Permitting delays, grid bottlenecks, and limited AI ROI hint that we’re building the rails faster than the trains can run.
The 2000s telecom bubble taught us this: you can lay too much fiber before the customers show up.
The machinery hums, but the economics die.
Act III: When Winners Write the Rules
Eighty percent of the market’s gains come from ten companies. This concentrates the points of failure. When everyone piles into the same few names, diversification becomes an illusion.
In crypto, concentration and interconnectedness weaponised contagion. When Terra’s stablecoin collapsed, it dragged Celsius, Three Arrows Capital, and FTX down with it.
Today, AI’s interconnected ecosystem (compute, cloud, chips, models, applications) could exhibit the same fragility.
If confidence cracks, everything shakes.
Act IV: Even the Grown-Ups Are Nervous
This time, it’s not Reddit traders pushing the bubble, but it’s institutional capital.
Endowments, hedge funds, and sovereign wealth funds feel compelled to participate out of competitive paranoia: “What if my rival discovers the killer AI use case before I do?”
But even the grown-ups are uneasy. JPMorgan warns of unrealistic returns.
Economists like Jared Bernstein call the gap between earnings and investment “bubble-like.”
And if this collapses, we’re not talking crypto-scale pain, we’re talking $20 trillion in market value erased.
Act V: The Hype-to-Hardware Trap
Every technological revolution creates over-investment. Think back to railroads, telecoms, and the internet.
But AI’s version fuses hardware, software, and infrastructure in a way that magnifies the stakes.
Unlike crypto, AI has real products, real adoption, and real utility. But revenue and valuation still live on different planets.
When hype becomes hardware, the fall becomes physical. You can’t “pivot” a $500B data center.
Final Thoughts: The Uncomfortable Truth
AI is real. The bubble is too. One doesn’t cancel out the other.

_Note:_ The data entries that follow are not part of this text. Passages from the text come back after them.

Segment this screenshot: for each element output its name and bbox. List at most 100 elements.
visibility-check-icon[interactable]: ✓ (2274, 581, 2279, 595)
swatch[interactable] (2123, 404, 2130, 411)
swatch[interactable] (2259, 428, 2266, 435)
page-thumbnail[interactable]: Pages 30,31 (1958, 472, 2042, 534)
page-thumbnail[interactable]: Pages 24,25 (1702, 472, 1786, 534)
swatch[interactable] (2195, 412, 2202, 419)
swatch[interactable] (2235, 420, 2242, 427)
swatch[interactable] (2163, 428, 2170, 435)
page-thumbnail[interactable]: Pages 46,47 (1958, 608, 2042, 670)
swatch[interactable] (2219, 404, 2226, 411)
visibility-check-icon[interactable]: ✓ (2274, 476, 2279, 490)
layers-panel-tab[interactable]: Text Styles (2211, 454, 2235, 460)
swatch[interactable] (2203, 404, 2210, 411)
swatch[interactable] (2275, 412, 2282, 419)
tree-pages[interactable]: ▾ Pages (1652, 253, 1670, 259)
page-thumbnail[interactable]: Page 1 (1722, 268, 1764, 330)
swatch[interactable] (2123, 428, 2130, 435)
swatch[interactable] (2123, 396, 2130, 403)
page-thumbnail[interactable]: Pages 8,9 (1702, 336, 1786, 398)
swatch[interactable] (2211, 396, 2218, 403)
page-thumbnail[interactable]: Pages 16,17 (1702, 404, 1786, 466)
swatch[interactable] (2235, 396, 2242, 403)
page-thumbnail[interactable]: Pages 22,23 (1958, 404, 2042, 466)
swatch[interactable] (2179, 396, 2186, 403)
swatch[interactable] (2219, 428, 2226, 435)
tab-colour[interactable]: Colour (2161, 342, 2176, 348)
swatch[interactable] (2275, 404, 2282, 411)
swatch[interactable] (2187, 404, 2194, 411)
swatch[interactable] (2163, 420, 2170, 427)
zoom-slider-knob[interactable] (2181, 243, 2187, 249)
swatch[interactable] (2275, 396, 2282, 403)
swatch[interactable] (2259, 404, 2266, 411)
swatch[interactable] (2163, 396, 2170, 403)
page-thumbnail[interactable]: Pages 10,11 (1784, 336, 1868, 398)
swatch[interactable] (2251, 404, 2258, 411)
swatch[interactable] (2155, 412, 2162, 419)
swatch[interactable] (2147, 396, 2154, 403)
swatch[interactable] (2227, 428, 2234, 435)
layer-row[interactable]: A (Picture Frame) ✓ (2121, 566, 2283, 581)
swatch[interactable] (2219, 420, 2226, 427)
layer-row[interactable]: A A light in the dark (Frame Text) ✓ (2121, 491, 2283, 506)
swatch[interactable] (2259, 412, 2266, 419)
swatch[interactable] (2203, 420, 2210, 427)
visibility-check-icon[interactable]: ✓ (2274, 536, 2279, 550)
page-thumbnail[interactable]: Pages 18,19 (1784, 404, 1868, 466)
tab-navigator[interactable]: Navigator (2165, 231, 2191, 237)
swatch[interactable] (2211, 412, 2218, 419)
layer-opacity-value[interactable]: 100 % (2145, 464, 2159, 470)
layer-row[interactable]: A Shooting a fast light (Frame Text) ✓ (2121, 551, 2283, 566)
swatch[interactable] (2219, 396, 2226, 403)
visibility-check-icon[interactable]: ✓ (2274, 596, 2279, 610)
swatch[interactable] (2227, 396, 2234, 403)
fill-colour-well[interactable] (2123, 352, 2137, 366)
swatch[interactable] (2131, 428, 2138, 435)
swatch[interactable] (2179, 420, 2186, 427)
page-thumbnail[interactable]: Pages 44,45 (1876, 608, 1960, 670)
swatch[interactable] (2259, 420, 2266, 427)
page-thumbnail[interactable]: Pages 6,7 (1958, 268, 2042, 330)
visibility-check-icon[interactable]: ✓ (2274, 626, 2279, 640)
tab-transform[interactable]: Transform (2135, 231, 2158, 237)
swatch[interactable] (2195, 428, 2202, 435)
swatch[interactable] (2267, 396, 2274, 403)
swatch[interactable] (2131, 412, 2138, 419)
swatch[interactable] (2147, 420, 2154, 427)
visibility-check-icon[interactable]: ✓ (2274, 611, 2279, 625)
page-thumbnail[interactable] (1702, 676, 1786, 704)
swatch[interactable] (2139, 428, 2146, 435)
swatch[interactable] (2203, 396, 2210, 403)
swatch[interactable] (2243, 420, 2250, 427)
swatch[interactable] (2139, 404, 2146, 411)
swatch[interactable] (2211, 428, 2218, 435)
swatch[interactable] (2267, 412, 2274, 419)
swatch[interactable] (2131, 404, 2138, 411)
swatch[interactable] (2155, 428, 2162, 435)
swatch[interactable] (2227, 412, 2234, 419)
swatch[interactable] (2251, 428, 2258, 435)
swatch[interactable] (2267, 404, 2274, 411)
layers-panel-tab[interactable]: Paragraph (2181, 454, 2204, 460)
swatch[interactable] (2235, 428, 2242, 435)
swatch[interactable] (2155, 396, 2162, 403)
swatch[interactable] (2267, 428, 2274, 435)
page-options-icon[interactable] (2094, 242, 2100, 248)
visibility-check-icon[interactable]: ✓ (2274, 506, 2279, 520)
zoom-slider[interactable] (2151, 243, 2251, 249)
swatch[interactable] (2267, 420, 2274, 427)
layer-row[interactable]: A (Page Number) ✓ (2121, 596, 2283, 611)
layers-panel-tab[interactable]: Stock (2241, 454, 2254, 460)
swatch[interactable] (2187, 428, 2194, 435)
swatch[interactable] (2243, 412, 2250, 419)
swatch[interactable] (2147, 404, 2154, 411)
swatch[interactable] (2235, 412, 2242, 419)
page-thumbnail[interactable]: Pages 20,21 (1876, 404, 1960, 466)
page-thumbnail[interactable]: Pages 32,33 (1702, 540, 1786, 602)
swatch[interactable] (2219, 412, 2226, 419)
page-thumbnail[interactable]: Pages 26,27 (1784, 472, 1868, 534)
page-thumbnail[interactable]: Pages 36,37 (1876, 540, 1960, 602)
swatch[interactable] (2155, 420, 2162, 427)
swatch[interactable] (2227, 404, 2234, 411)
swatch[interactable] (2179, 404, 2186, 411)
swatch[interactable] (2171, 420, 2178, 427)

The technology can be revolutionary while the investment thesis is temporarily insane.
Railroads transformed the world, and their stocks still crashed.
The internet reshaped humanity, and dot-com equities fell 80%.
AI will reshape everything, and AI equities might still crater.
This isn’t cynicism. It’s pattern recognition.
In bubbles, the difference between genius and idiocy is timing, not vision.
For founders, investors, and growth leaders, the playbook is simple:
Focus on adoption, not hype.
Build for utility, not valuation.
And remember — the winners of tomorrow are rarely the loudest evangelists of today.
AI’s revolution is inevitable. Whether it becomes a boom or a bust first, that’s up to how wisely we allocate belief, not just capital.